MAHOMET-SEYMOUR, Ill. (WCIA) — Members of the Mahomet-Seymour Education Association have turned down an offer from the district but say they’re still open to negotiating.
Union leaders say they started meeting with district leaders in the spring. Their current contract expired on June 30.
You can read the union’s statement below:
Members of the Mahomet-Seymour Education Association voted tonight in a straw-poll ballot on the last best final offer from the School Board District. With 88% of membership in attendance, more than 82% of MSEA members voted against accepting the offer.
Since April, the MSEA has met to negotiate with the district over 20 times, meeting for several hours at a time. We have successfully come to an agreement on many issues but remain apart on critical ones including adequate elementary level plan time, class size, administrator presence in the school buildings during the school day and adequate raises.
‘The fact is Mahomet-Seymour educators are facing increasing work loads every year as the district’s student population grows. Our working conditions and compensation have to keep pace,’ said Cameron Zindars, MSEA spokesperson and Mahomet-Seymour High School Social Studies teacher. ‘Other districts around the area have successfully come to agreements this year on issues like these. We’re just looking for our district to do the same.’

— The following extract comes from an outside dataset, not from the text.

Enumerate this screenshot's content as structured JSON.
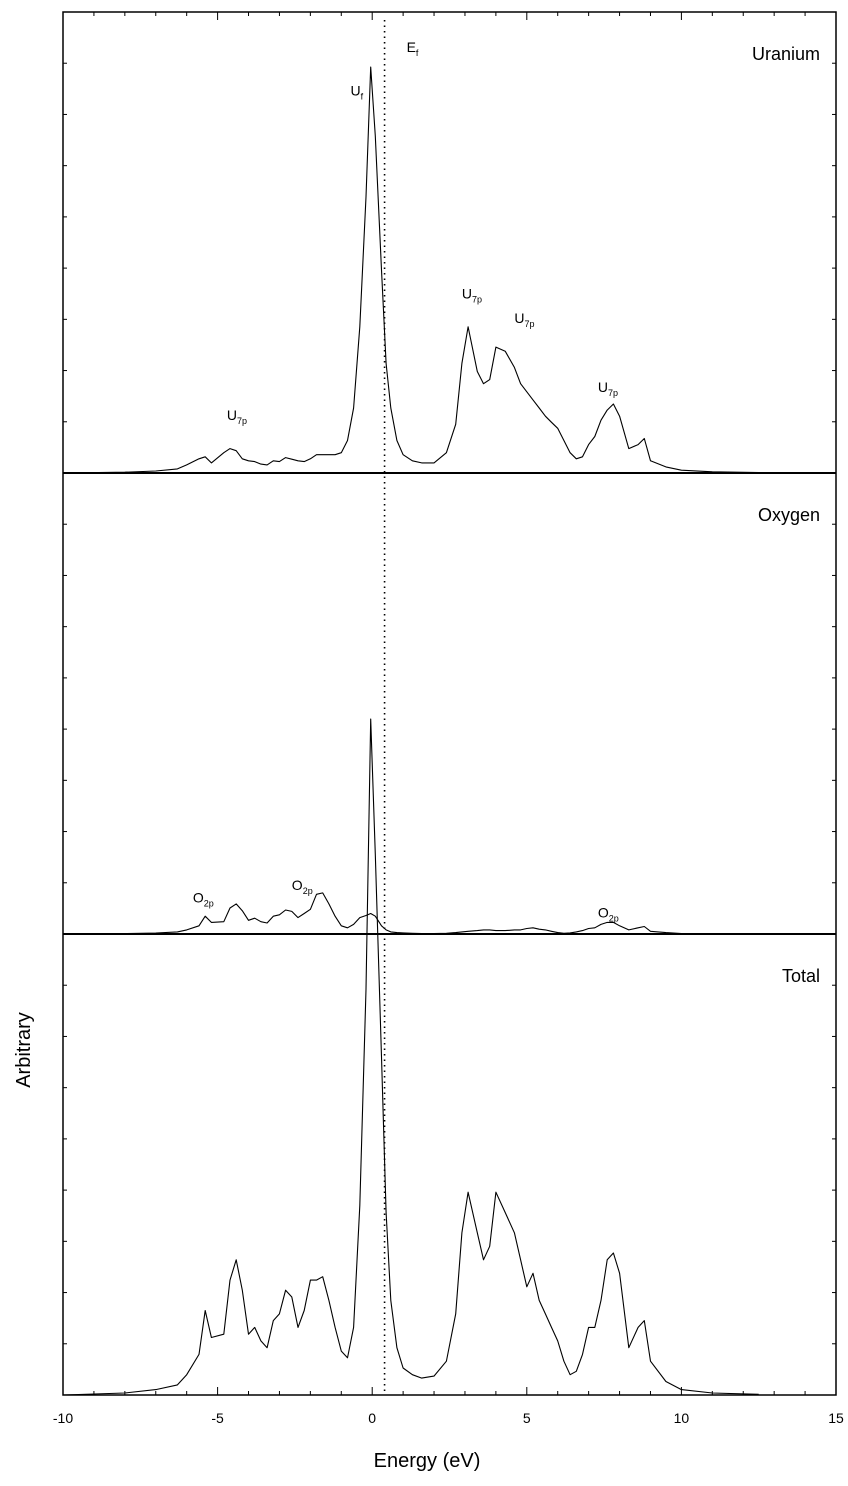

Rachel Roberts, kindergarten teacher and bargaining team member added, ‘The growth in our student population makes adequate plan time for teachers more important than ever. We love our students and want to bring our best to meet their needs.’
The MSEA remains open to negotiate with the district at any time to bring this bargain to a successful resolution.Mahomet-Seymour Education Association
Union leaders tell WCIA they’ve reached agreements on leave policies, internal substitution policies, out-of-district experience credit, IEP writing days, compensation for dual credit, sit-time rate for bus drivers, overtime calculation policies, length of contract day and more. They say they’ve met with a federal mediator many times.
WCIA has also reached out to the superintendent and board members for comment.